How should immunofluorescence experiments be designed for optimal HIST1H2AG detection?

Immunofluorescence with histone antibodies requires specific considerations:

• Fixation and Permeabilization:

  • 4% paraformaldehyde for 10-15 minutes at room temperature is standard.

  • For nuclear antigens like histones, thorough permeabilization is crucial (try 0.5% Triton X-100 for 10 minutes).

  • Some protocols benefit from pre-extraction with detergent before fixation to remove soluble proteins and reduce background.

• Blocking and Antibody Incubation:

  • Block with 5% BSA or 10% normal serum in PBS with 0.1% Triton X-100.

  • Use the antibody at the recommended concentration of 5-20 μg/ml .

  • Incubate overnight at 4°C in a humidified chamber to prevent drying.

• Controls and Counterstaining:

  • Include a DNA counterstain like DAPI or Hoechst to confirm nuclear localization.

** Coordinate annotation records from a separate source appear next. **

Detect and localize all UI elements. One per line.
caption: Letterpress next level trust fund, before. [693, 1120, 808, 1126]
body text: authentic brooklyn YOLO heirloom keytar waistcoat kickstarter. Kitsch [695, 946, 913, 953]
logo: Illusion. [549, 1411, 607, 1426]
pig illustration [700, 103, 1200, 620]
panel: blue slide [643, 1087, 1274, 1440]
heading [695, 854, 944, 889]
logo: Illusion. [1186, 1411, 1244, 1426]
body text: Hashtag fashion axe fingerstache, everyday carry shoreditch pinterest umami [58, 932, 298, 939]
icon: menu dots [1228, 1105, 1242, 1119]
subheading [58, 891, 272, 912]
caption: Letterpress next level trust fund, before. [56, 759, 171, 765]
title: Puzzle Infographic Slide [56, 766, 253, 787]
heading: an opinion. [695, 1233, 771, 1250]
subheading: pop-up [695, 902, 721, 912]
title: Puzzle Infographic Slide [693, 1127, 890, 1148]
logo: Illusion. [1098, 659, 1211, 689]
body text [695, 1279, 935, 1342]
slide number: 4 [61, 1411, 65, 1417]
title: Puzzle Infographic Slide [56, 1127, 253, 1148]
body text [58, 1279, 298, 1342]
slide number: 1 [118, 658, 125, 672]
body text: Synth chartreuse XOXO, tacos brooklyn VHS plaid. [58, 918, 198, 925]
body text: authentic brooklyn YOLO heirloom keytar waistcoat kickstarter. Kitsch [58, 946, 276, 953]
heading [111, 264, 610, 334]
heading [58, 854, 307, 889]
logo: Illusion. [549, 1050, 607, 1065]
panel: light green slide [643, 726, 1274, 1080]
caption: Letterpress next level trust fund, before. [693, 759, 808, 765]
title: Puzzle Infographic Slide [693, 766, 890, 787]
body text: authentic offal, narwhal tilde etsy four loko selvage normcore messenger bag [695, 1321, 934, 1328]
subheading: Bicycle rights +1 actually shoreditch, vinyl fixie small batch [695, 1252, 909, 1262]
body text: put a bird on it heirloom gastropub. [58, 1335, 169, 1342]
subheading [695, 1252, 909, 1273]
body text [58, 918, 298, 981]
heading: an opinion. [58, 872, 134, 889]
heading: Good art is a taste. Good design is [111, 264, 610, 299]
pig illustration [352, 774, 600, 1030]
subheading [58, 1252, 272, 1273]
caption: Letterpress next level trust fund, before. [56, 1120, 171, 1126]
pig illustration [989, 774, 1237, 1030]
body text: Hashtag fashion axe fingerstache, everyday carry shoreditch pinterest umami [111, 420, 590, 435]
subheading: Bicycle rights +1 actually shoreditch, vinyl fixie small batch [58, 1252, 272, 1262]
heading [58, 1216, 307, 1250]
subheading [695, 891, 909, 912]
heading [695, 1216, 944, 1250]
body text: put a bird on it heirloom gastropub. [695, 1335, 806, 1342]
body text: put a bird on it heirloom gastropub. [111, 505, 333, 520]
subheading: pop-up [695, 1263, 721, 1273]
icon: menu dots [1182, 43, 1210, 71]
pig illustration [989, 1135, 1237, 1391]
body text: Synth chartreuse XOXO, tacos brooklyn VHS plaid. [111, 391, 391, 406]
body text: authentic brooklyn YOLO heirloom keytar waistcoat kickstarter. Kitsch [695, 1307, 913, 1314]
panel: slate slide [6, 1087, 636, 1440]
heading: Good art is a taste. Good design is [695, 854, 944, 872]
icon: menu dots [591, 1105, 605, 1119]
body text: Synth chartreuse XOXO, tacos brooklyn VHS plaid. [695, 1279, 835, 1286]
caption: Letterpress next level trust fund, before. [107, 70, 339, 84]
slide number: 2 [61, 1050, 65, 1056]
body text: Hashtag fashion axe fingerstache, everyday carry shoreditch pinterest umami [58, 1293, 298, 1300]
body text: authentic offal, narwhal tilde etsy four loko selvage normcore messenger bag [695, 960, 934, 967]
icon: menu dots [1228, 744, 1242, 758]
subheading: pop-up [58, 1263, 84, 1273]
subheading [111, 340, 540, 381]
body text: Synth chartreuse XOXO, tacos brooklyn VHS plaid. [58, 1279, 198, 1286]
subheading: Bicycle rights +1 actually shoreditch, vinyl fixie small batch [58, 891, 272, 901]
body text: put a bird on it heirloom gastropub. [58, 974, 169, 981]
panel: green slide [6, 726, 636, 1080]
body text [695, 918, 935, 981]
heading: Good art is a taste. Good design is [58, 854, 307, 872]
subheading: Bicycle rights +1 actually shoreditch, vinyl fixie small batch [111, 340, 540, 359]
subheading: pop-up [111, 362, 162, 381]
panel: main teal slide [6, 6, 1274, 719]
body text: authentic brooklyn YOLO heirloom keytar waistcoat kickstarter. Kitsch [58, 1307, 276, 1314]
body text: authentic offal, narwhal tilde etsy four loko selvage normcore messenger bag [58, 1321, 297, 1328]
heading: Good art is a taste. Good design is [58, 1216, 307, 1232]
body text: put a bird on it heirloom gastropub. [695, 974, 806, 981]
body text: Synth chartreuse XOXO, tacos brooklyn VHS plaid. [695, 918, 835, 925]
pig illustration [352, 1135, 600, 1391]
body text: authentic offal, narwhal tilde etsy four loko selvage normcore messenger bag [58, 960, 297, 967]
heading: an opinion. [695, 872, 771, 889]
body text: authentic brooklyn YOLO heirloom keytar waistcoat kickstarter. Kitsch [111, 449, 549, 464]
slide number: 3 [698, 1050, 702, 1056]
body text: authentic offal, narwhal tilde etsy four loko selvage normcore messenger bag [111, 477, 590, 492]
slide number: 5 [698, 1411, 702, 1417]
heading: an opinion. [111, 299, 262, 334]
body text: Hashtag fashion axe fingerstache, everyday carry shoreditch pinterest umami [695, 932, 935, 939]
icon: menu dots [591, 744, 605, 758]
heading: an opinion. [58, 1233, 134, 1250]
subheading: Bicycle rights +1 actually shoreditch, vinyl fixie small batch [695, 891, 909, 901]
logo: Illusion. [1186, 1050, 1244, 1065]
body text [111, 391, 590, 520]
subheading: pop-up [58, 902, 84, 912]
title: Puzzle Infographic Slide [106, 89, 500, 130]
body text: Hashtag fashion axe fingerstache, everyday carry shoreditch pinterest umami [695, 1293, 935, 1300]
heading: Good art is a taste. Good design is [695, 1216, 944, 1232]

  • Consider co-staining with other nuclear markers to establish subcellular context.

  • Include appropriate negative controls (primary antibody omission, isotype control).

• Image Acquisition:

  • Use appropriate filter sets to avoid bleed-through between channels.

  • Collect Z-stacks when possible to capture the full nuclear volume.

  • Set exposure times based on negative controls to avoid false positives.

• Quantification Approaches:

  • For intensity measurements, use consistent acquisition parameters across all samples.

  • Consider nuclear segmentation based on DNA counterstain for automated analysis.

  • For co-localization studies, apply appropriate statistical measures beyond visual assessment.